2. van den Hoogen HJM, Koes BW, Deville W, et al: The prognosis of
low back pain in general practice. Spine 1997;22(13):1515.
3. Clinical Guidelines for the Management of Acute Low Back Pain.
Royal College of General Practitioners. September, 1996. Available at
http://www.rcgp.org.uk
4. Clinical Practice Guideline Number 14. Acute Low Back Problems in
Adults. Agency for Health Care Policy and Research. December 1994.
5. No better than placebo. Another look at TENS units for low back
pain. Spine Letter 1997;4(5):2.
6. Gam AN, Johannsen F: Ultrasound therapy in musculoskeletal
disorders: a meta-analysis. Pain 1995;63(1):85.
7. Beckerman H, Boulter LM, van der Heijden GJ, et al: Efficacy of
physiotherapy for musculoskeletal disorders: what can we learn from the
research? Br J Gen Pract 1993;43(367):73.
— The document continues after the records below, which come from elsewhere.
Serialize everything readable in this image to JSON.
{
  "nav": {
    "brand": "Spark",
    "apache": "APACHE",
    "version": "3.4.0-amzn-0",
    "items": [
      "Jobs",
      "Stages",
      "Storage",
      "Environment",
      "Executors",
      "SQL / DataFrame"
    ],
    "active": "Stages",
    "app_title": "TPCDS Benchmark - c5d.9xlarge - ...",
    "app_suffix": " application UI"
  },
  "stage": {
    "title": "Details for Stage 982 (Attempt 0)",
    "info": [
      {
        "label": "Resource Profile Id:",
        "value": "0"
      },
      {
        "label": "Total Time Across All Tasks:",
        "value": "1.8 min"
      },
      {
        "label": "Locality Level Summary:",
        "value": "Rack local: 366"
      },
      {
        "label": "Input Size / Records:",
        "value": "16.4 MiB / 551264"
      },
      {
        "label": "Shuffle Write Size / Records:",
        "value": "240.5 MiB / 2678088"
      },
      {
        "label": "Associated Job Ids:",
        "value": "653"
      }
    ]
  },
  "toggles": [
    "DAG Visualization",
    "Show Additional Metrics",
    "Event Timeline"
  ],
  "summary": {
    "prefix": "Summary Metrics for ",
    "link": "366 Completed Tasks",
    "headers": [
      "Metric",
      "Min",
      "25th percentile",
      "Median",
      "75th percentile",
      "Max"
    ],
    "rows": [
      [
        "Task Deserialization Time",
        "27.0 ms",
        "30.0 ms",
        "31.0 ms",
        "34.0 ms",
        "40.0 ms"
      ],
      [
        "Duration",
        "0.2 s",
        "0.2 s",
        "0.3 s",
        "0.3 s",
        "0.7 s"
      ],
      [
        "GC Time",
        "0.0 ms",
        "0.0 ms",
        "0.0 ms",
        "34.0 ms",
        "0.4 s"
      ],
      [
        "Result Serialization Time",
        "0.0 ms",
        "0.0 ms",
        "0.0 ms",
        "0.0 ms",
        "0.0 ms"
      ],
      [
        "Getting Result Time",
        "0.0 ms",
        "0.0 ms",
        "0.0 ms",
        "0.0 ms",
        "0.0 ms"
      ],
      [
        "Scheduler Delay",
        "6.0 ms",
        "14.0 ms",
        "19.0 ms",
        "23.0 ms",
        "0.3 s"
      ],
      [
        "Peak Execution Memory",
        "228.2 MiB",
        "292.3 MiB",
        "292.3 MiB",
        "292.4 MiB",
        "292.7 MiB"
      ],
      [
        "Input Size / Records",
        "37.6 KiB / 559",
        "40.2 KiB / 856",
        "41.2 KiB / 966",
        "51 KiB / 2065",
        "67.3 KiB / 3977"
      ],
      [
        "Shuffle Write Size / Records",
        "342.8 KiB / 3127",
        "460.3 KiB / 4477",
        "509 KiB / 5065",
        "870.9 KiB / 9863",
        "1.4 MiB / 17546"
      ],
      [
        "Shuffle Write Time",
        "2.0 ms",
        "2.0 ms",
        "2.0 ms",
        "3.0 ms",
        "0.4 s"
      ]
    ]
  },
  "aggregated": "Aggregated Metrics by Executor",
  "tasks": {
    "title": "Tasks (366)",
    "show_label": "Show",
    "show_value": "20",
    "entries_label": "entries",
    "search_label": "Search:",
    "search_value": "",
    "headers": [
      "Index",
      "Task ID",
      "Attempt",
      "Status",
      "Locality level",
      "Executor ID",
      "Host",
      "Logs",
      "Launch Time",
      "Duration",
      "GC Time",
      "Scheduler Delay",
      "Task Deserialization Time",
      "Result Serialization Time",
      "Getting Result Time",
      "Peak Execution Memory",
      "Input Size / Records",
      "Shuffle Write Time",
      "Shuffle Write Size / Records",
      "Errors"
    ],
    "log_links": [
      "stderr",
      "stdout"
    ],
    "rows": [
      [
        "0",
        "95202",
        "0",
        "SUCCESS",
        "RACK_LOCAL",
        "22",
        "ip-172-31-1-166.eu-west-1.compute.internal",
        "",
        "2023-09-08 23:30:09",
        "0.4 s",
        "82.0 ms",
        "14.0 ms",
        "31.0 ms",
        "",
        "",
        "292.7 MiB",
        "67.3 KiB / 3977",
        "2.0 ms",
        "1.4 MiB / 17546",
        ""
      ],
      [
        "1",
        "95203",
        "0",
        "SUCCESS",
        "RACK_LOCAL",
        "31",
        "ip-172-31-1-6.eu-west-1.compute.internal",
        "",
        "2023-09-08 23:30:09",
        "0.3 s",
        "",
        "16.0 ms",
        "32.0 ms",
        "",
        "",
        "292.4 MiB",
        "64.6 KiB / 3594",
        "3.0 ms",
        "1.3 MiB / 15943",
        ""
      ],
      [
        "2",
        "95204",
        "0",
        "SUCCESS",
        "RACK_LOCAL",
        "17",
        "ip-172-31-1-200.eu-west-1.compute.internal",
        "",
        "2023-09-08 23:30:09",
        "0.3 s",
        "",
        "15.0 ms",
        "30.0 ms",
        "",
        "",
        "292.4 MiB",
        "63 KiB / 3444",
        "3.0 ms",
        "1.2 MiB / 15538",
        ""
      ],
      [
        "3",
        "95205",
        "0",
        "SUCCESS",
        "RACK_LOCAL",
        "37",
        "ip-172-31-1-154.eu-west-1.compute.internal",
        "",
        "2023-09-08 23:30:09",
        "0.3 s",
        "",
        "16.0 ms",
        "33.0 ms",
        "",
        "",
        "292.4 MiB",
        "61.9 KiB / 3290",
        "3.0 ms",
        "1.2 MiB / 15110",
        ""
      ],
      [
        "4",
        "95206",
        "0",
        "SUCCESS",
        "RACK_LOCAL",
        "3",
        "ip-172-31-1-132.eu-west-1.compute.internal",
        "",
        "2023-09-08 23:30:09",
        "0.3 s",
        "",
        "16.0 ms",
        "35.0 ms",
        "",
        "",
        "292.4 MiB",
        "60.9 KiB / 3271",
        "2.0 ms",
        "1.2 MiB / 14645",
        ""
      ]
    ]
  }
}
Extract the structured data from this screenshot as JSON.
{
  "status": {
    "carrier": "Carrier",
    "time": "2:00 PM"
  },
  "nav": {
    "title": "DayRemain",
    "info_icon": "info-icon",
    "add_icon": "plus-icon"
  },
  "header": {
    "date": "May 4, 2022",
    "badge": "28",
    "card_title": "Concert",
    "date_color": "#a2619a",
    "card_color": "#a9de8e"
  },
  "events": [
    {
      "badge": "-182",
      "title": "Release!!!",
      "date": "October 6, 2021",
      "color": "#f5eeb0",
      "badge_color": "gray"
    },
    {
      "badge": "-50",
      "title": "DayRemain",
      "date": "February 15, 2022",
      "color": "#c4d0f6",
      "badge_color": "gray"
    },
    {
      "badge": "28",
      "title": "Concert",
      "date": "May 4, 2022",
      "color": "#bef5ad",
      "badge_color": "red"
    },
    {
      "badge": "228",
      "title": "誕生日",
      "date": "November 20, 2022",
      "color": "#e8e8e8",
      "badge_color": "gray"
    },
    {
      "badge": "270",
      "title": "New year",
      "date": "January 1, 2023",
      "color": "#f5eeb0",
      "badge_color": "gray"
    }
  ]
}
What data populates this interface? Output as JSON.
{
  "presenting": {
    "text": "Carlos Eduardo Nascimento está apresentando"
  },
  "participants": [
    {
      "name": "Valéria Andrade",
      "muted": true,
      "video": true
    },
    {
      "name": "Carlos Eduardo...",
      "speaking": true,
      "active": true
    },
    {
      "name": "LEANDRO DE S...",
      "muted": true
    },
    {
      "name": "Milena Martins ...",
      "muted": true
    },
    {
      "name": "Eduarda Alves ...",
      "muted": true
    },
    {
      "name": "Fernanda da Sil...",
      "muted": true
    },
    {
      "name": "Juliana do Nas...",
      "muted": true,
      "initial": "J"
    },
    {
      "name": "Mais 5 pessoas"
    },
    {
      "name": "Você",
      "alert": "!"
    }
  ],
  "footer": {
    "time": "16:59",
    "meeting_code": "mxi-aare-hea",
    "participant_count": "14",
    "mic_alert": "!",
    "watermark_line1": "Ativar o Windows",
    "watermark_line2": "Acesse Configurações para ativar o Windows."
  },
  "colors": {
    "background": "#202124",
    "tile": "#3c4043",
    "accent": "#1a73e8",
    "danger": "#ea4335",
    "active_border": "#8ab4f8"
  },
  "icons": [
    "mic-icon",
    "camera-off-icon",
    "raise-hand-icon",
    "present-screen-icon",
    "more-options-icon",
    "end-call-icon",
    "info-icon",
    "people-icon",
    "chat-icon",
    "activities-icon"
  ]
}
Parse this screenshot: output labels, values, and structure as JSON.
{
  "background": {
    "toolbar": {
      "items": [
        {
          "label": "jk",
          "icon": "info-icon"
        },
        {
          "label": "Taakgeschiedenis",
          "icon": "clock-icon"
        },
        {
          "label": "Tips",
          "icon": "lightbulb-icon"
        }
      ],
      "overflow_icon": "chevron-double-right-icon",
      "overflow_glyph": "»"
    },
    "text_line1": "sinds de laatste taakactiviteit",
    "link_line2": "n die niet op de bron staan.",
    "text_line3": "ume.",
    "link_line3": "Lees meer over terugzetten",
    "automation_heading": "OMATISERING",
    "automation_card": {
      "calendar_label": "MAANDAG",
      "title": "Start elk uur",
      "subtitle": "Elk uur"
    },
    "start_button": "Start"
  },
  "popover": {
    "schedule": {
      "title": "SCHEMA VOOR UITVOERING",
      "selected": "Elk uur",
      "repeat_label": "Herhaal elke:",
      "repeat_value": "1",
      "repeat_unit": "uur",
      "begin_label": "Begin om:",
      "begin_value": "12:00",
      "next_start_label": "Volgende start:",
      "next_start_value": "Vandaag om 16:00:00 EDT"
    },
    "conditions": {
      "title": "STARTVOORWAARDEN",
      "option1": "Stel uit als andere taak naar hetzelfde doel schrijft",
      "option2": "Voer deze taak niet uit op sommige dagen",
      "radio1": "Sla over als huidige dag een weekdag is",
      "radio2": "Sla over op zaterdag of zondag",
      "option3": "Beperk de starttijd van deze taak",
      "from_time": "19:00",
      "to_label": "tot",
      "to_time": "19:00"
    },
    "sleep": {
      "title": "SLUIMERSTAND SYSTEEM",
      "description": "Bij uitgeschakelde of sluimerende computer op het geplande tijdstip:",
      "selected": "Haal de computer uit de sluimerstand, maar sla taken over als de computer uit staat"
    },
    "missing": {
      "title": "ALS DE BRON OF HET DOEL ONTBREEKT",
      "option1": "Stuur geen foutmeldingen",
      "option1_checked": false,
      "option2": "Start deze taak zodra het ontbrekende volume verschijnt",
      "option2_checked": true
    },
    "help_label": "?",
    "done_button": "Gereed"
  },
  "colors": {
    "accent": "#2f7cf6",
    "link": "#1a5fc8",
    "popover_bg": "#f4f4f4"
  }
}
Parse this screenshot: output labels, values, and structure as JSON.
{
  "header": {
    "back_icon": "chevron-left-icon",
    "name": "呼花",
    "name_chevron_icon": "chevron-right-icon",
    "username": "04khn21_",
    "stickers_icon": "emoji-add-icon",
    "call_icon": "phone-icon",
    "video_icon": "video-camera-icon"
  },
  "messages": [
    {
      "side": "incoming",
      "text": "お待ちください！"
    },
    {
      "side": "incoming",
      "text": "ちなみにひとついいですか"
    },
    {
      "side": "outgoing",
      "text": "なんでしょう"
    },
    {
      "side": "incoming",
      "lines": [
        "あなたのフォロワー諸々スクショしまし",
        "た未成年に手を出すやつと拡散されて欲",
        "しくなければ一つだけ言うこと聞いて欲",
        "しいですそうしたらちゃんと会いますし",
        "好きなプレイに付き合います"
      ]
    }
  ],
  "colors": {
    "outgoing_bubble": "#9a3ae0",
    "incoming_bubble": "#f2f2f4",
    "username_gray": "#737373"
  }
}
8. Gibson T, Grahame R, Harkness J, et al: Controlled comparison of
short-wave diathermy treatment with osteopathic treatment in
non-specific low back pain. Lancet 1985;1(8440):1258.
9. Waterworth RF, Hunter IA: An open study of diflunisal,
conservative and manipulative therapy in the management of acute
mechanical low back pain. N Z Med J 1985:98(779):372.
10. Skargren EI, Oberg BE, Carlsson PG, Gade M: Cost and
effectiveness analysis of chiropractic and physiotherapy treatment for
low back and neck pain. Spine 1997;22:2167.